Skomer is a small island (3.2km x 2.4km) a few miles off the North Pembrokeshire coast, and is pretty much entirely covered in birds during the breeding season (April to July).
Skomer is home to around half of the world’s population of Manx Shearwaters and around 6000 pairs of colourful puffins. That’s 12000 puffins!
During Spring Skomer is carpeted with bluebells. A beautiful sight to behold.
Have you ever seen a huge volume of water shoot through the ground and into the air? Well in Pembrokeshire you certainly can.
Blowholes are formed when a sea cave grows landwards and upwards. When waves crash into the caves, the pressure pushes the water up through the shaft and it bursts out of the top of the blowhole, which can be near the coast or further inland. It’s crazy!
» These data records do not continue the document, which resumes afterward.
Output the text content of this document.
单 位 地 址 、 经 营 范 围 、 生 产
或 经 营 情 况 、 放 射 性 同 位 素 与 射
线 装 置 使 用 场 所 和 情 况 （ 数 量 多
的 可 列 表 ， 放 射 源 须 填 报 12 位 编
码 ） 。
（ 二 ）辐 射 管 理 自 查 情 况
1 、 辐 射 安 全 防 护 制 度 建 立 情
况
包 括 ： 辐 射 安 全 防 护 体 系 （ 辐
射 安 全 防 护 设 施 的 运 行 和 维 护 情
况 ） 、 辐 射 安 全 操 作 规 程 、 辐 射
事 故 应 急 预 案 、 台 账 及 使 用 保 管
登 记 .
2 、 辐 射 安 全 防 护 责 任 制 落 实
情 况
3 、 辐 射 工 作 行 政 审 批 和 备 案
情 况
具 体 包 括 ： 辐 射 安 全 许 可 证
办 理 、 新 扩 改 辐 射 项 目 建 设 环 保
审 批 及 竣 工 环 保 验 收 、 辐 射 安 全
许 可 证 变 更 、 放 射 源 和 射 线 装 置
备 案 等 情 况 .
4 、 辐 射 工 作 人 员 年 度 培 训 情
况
Pembrokeshire has lots of ‘active’ blowholes, including the one on Bosherston Mere, thanks to its position on the coast and regular swell.
The UK’s first planned off-grid community. The self-built eco houses have been constructed using both traditional and modern eco-friendly techniques, with recycled and natural materials.
The low-impact village relies on solar power, hydro power and wind turbines. Domestic water comes from a spring and the rest of their water is collected from rain.
The community are self-sufficient: growing and farming all of their food. Passionate about sustainability, the village is permaculture based and they also keep bees.